New York museum opens exhibit on credit crisis
The global economic crisis wears on, but the Museum of American Finance is already documenting its history in an exhibit that opened on Wednesday.
"Tracking the Credit Crisis" provides a timeline of the events that led to the current recession and translates the catchphrases of the economic downturn such as "securitization," "liquidity," and "derivative" for the average person.
"We`re now entering what may well be the most challenging man-made calamity in modern experience, a global financial crisis of unprecedented size, speed, interconnectedness and complexity," said Lee Kjelleren, the chief executive of the museum, who said he hoped the exhibit would help the public understand events as they unfold.
The exhibit records events on Wall Street from February 2007 to February 2009 highlighting everything from the announcement by "The Concise Oxford Dictionary" that it would include the terms "subprime" and "credit crunch" in its next edition to Lehman Brothers` bankruptcy on September 15, 2008.
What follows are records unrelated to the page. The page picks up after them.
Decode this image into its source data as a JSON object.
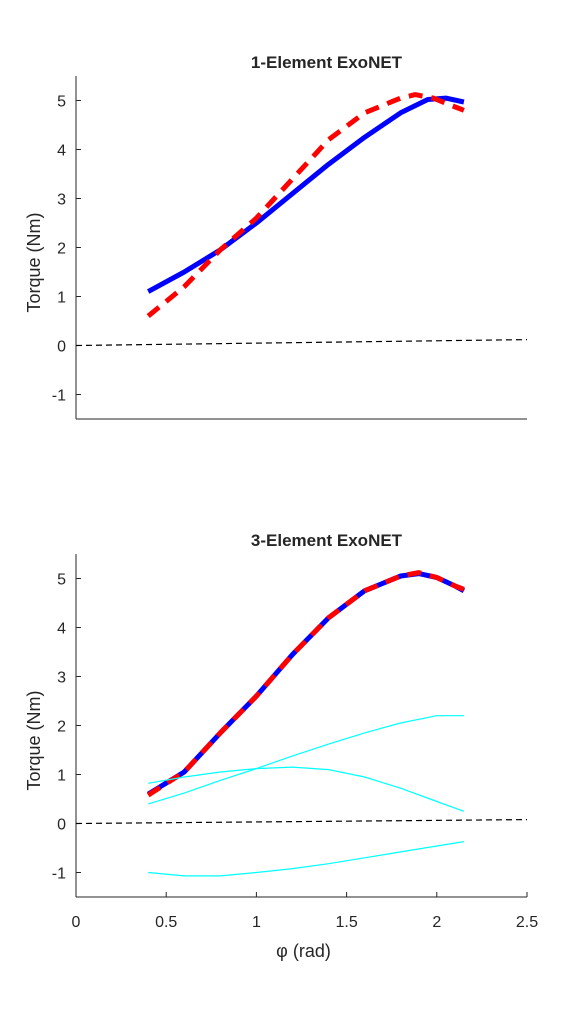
{
  "chart_data": [
    {
      "type": "line",
      "title": "1-Element ExoNET",
      "ylabel": "Torque (Nm)",
      "xlabel": "",
      "xlim": [
        0,
        2.5
      ],
      "ylim": [
        -1.5,
        5.5
      ],
      "yticks": [
        "-1",
        "0",
        "1",
        "2",
        "3",
        "4",
        "5"
      ],
      "xticks": [],
      "grid": false,
      "series": [
        {
          "style": "solid",
          "color": "#0000ff",
          "width": "thick",
          "x": [
            0.4,
            0.6,
            0.8,
            1.0,
            1.2,
            1.4,
            1.6,
            1.8,
            1.95,
            2.05,
            2.15
          ],
          "y": [
            1.1,
            1.5,
            1.95,
            2.5,
            3.1,
            3.7,
            4.25,
            4.75,
            5.02,
            5.05,
            4.97
          ]
        },
        {
          "style": "dashed",
          "color": "#ff0000",
          "width": "thick",
          "x": [
            0.4,
            0.6,
            0.8,
            1.0,
            1.2,
            1.4,
            1.6,
            1.8,
            1.88,
            1.98,
            2.08,
            2.15
          ],
          "y": [
            0.6,
            1.2,
            1.95,
            2.6,
            3.4,
            4.2,
            4.75,
            5.05,
            5.12,
            5.05,
            4.9,
            4.8
          ]
        },
        {
          "style": "dashed",
          "color": "#000000",
          "width": "thin",
          "x": [
            0,
            2.5
          ],
          "y": [
            0.0,
            0.12
          ]
        }
      ]
    },
    {
      "type": "line",
      "title": "3-Element ExoNET",
      "ylabel": "Torque (Nm)",
      "xlabel": "φ (rad)",
      "xlim": [
        0,
        2.5
      ],
      "ylim": [
        -1.5,
        5.5
      ],
      "yticks": [
        "-1",
        "0",
        "1",
        "2",
        "3",
        "4",
        "5"
      ],
      "xticks": [
        "0",
        "0.5",
        "1",
        "1.5",
        "2",
        "2.5"
      ],
      "grid": false,
      "series": [
        {
          "style": "solid",
          "color": "#0000ff",
          "width": "thick",
          "x": [
            0.4,
            0.6,
            0.8,
            1.0,
            1.2,
            1.4,
            1.6,
            1.8,
            1.9,
            2.0,
            2.1,
            2.15
          ],
          "y": [
            0.6,
            1.05,
            1.85,
            2.6,
            3.45,
            4.2,
            4.75,
            5.05,
            5.1,
            5.02,
            4.85,
            4.75
          ]
        },
        {
          "style": "dashed",
          "color": "#ff0000",
          "width": "thick",
          "x": [
            0.4,
            0.6,
            0.8,
            1.0,
            1.2,
            1.4,
            1.6,
            1.8,
            1.9,
            2.0,
            2.1,
            2.15
          ],
          "y": [
            0.58,
            1.05,
            1.85,
            2.6,
            3.45,
            4.2,
            4.75,
            5.05,
            5.12,
            5.02,
            4.85,
            4.78
          ]
        },
        {
          "style": "solid",
          "color": "#00ffff",
          "width": "thin",
          "x": [
            0.4,
            0.6,
            0.8,
            1.0,
            1.2,
            1.4,
            1.6,
            1.8,
            2.0,
            2.15
          ],
          "y": [
            0.4,
            0.62,
            0.88,
            1.12,
            1.38,
            1.62,
            1.85,
            2.05,
            2.2,
            2.2
          ]
        },
        {
          "style": "solid",
          "color": "#00ffff",
          "width": "thin",
          "x": [
            0.4,
            0.6,
            0.8,
            1.0,
            1.2,
            1.4,
            1.6,
            1.8,
            2.0,
            2.15
          ],
          "y": [
            0.82,
            0.95,
            1.05,
            1.12,
            1.15,
            1.1,
            0.95,
            0.72,
            0.45,
            0.25
          ]
        },
        {
          "style": "solid",
          "color": "#00ffff",
          "width": "thin",
          "x": [
            0.4,
            0.6,
            0.8,
            1.0,
            1.2,
            1.4,
            1.6,
            1.8,
            2.0,
            2.15
          ],
          "y": [
            -1.0,
            -1.07,
            -1.07,
            -1.0,
            -0.92,
            -0.82,
            -0.7,
            -0.58,
            -0.46,
            -0.37
          ]
        },
        {
          "style": "dashed",
          "color": "#000000",
          "width": "thin",
          "x": [
            0,
            2.5
          ],
          "y": [
            0.0,
            0.08
          ]
        }
      ]
    }
  ]
}
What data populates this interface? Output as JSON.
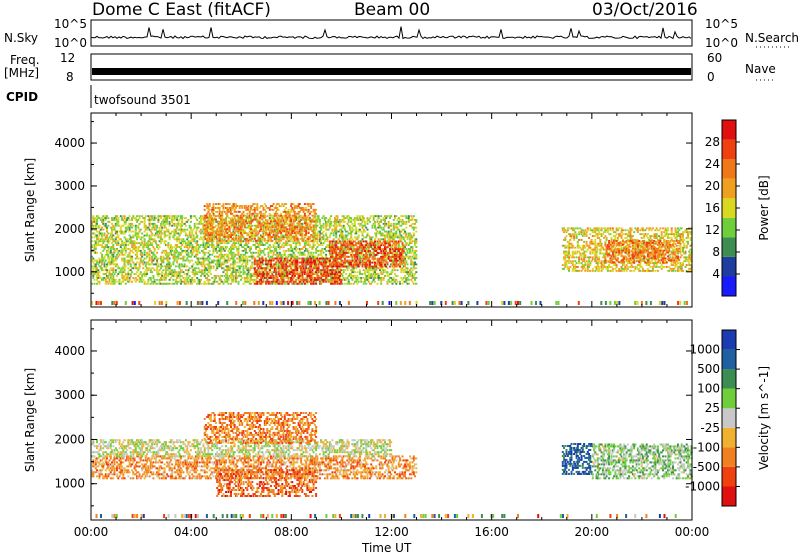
{
  "header": {
    "station": "Dome C East (fitACF)",
    "beam": "Beam 00",
    "date": "03/Oct/2016"
  },
  "strips": {
    "nsky_label": "N.Sky",
    "nsky_ticks": [
      "10^5",
      "10^0"
    ],
    "nsearch_label": "N.Search",
    "nsearch_ticks": [
      "10^5",
      "10^0"
    ],
    "freq_label_line1": "Freq.",
    "freq_label_line2": "[MHz]",
    "freq_ticks": [
      "12",
      "8"
    ],
    "nave_label": "Nave",
    "nave_ticks": [
      "60",
      "0"
    ],
    "cpid_label": "CPID",
    "cpid_value": "twofsound 3501"
  },
  "colors": {
    "power_scale": [
      "#1a1aff",
      "#1f3d9e",
      "#3d8c52",
      "#6ecf3a",
      "#d8d820",
      "#f0a020",
      "#f07818",
      "#f04010",
      "#e01010"
    ],
    "velocity_scale": [
      "#e01010",
      "#f04010",
      "#f08020",
      "#f0b030",
      "#c8c8c8",
      "#6ecf3a",
      "#3d8c52",
      "#2060a0",
      "#1a3cb0"
    ]
  },
  "chart_data": [
    {
      "type": "heatmap",
      "name": "power-panel",
      "ylabel": "Slant Range [km]",
      "xlabel": "Time UT",
      "x_ticks": [
        "00:00",
        "04:00",
        "08:00",
        "12:00",
        "16:00",
        "20:00",
        "00:00"
      ],
      "y_ticks": [
        "1000",
        "2000",
        "3000",
        "4000"
      ],
      "xlim_hours": [
        0,
        24
      ],
      "ylim_km": [
        180,
        4700
      ],
      "colorbar_label": "Power [dB]",
      "colorbar_ticks": [
        "4",
        "8",
        "12",
        "16",
        "20",
        "24",
        "28"
      ],
      "colorbar_range": [
        0,
        30
      ],
      "bands": [
        {
          "t0": 0.0,
          "t1": 13.0,
          "r0": 700,
          "r1": 2300,
          "level": 0.45
        },
        {
          "t0": 6.5,
          "t1": 10.0,
          "r0": 700,
          "r1": 1300,
          "level": 0.9
        },
        {
          "t0": 9.5,
          "t1": 12.5,
          "r0": 1100,
          "r1": 1700,
          "level": 0.85
        },
        {
          "t0": 4.5,
          "t1": 9.0,
          "r0": 1700,
          "r1": 2600,
          "level": 0.7
        },
        {
          "t0": 18.8,
          "t1": 24.0,
          "r0": 1000,
          "r1": 2000,
          "level": 0.55
        },
        {
          "t0": 20.5,
          "t1": 23.5,
          "r0": 1200,
          "r1": 1700,
          "level": 0.75
        }
      ]
    },
    {
      "type": "heatmap",
      "name": "velocity-panel",
      "ylabel": "Slant Range [km]",
      "xlabel": "Time UT",
      "x_ticks": [
        "00:00",
        "04:00",
        "08:00",
        "12:00",
        "16:00",
        "20:00",
        "00:00"
      ],
      "y_ticks": [
        "1000",
        "2000",
        "3000",
        "4000"
      ],
      "xlim_hours": [
        0,
        24
      ],
      "ylim_km": [
        180,
        4700
      ],
      "colorbar_label": "Velocity [m s^-1]",
      "colorbar_ticks": [
        "1000",
        "500",
        "100",
        "25",
        "-25",
        "-100",
        "-500",
        "-1000"
      ],
      "colorbar_range": [
        -1000,
        1000
      ],
      "bands": [
        {
          "t0": 0.0,
          "t1": 13.0,
          "r0": 1100,
          "r1": 1600,
          "level": 0.3
        },
        {
          "t0": 0.0,
          "t1": 12.0,
          "r0": 1600,
          "r1": 2000,
          "level": 0.5
        },
        {
          "t0": 5.0,
          "t1": 9.0,
          "r0": 700,
          "r1": 1300,
          "level": 0.2
        },
        {
          "t0": 4.5,
          "t1": 9.0,
          "r0": 1900,
          "r1": 2600,
          "level": 0.25
        },
        {
          "t0": 18.8,
          "t1": 20.0,
          "r0": 1200,
          "r1": 1900,
          "level": 0.9
        },
        {
          "t0": 20.0,
          "t1": 24.0,
          "r0": 1100,
          "r1": 1900,
          "level": 0.6
        }
      ]
    }
  ]
}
The last date on the timeline is March 2, 2009, when American International Group Inc announced a loss of $60 billion in the fourth quarter of 2008, the largest loss in U.S. corporate history. The museum has not yet caught up with AIG`s controversial bonuses.
"You cannot really document history until well after the fact," acknowledges Leena Akhtar, who co-curated the exhibit at the museum just steps away from the New York Stock Exchange.
The museum says its mission is to reaffirm the power of an open, democratic, free-market economy, but this exhibit explores some of the failures that led to the current crisis.
The emphasis on big bonuses at American financial institutions and expectations for bank bailouts were partly responsible for the current crisis, Kjelleren said.
"If companies behave recklessly, they should not know in advance that the government is prepared to bail them out. Under capitalism, you have the freedom to fail," he said.
"We Americans exported toxic capitalism ... it`s the goose that laid the golden egg, but this time it laid a bomb."